I’m Team Cleaner all the way. I come from a family of chars and drudges – my great-grandmother cleaned at the infamous Mayfair hostess club, Churchill’s on Bond Street – and for two summers, I earned my keep wiping up after students in east London.

Sounds grim, but I count myself lucky. I didn’t get to see the worst of how other students live day to day – by the time I picked up a broom on my first day, the dirty tykes had cleared off at the end of the academic year. I was part of a live-in team that kept the place habitable over the summer, for the international language students who stayed in between terms.

Mostly, it was a case of lugging out any clutter left behind at the end of tenancies. (Someone exiting in a hurry forgot to empty their drawer of T-shirts, which kept me going during my festival-going Britpop years.) Then it was a case of assessing the damage and making the place spruce.

You can imagine the general vibe, like something out of a particularly evocative Pulp song.
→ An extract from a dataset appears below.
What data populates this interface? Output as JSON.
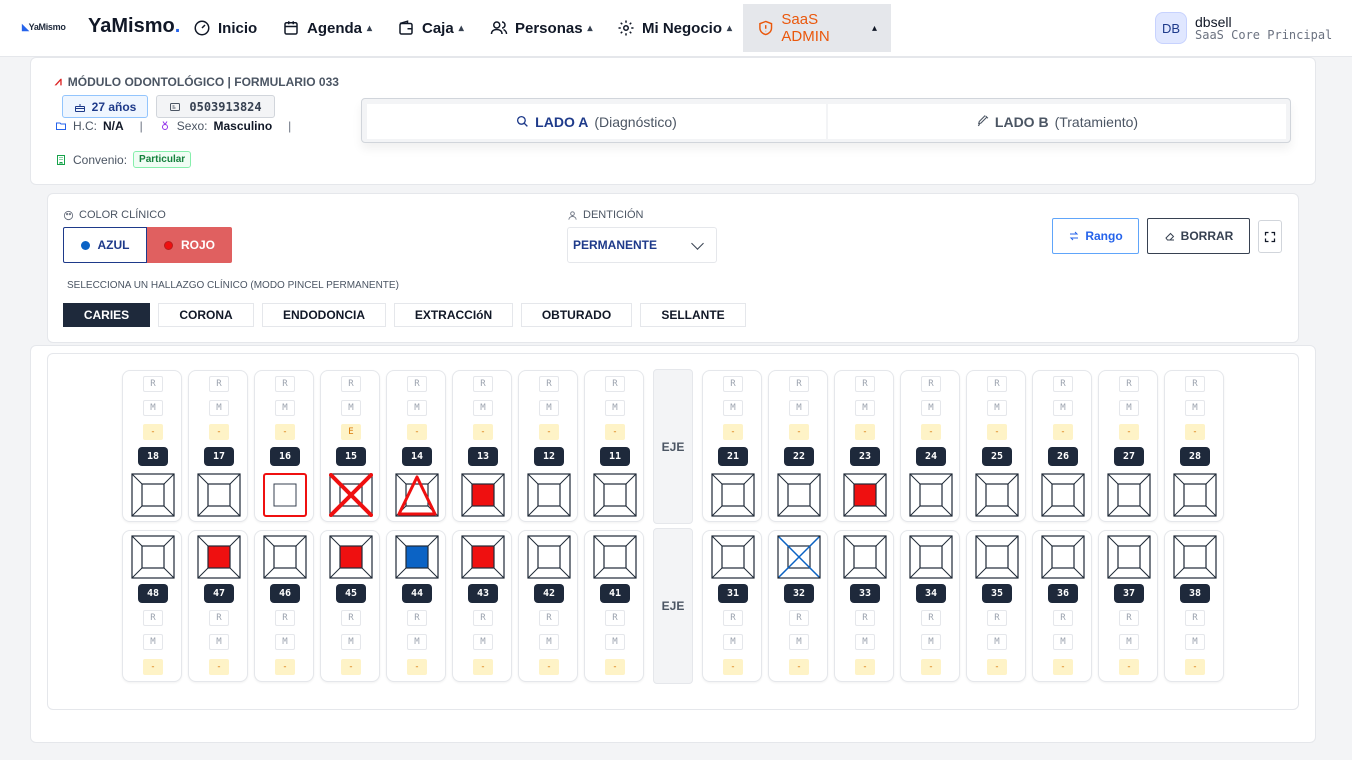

Sticky-to-the-touch fixtures and fittings. Grubby floors. Curious smears on vanity mirrors. Tin ashtrays, half-inched from the local pub and erupting with stubbed-out butts, left on a warm windowsill. Bathrooms that really needed fumigating rather than a quick flick round with a bleachy cloth.

As my colleague Helen Coffey wrote here earlier this week, give young men a single room of their own (sorry, Virginia Woolf…), and it quickly becomes a pit. On campus, the population is itinerant and focussed on bigger things than interior design and its upkeep – either intellectual study, or avoiding it at all costs – so things can get messy. In my experience of cleaning up after students, the hardest thing was plugholes. Once you’ve dealt with the damp clump in the sink and shower, there’ll always be a long black that turns up from nowhere, across a mirror or on a bedspread, to ruin your handiwork.

My time as a cleaner was well before the indoor smoking ban or the invention of Febreze, so a general nicotine fug haunted the corridors, where it mixed with that central-casting odour of overcrowding and under-ventilation. If I ever opened up a room and came across anything that might pass for a dirty protest – and, frankly, it was the least that those single-bed cells deserved, in 1960s tower blocks overlooking a six-lane trunk road – I’ve blocked it out.

Those summers spent cleaning help me through university, and gave me a chance to put into play all those little techniques I’d not realised I’d picked up at the knee of my mum, who had been a cleaner at my local primary school, and took me with her on her shifts. Somehow, I’d osmosed how to perform big swoops with a wet mop, and best practice for polishing a canteen floor.

In this internet age, where all human knowledge lives forever online, there are no excuses for mucky-puppery, even from students. As it’s April, I’ve been busy spring cleaning at home. I wanted to add Shake n’ Vac to my online Waitrose shop – don’t judge, I’ve got a Laura Ashley rug that needs its freshness back… – but they don’t sell it. I couldn’t find it on any shop shelf, either. But YouTube has the answer: sprinkle your rug with bicarbonate of soda, leave overnight, then vacuum off in the morning.

If Fitzwilliam’s housekeepers could be encouraged to now post their dirty pictures for all to see, I’m sure internet users would have top tips about how to make short work of the godawful mess.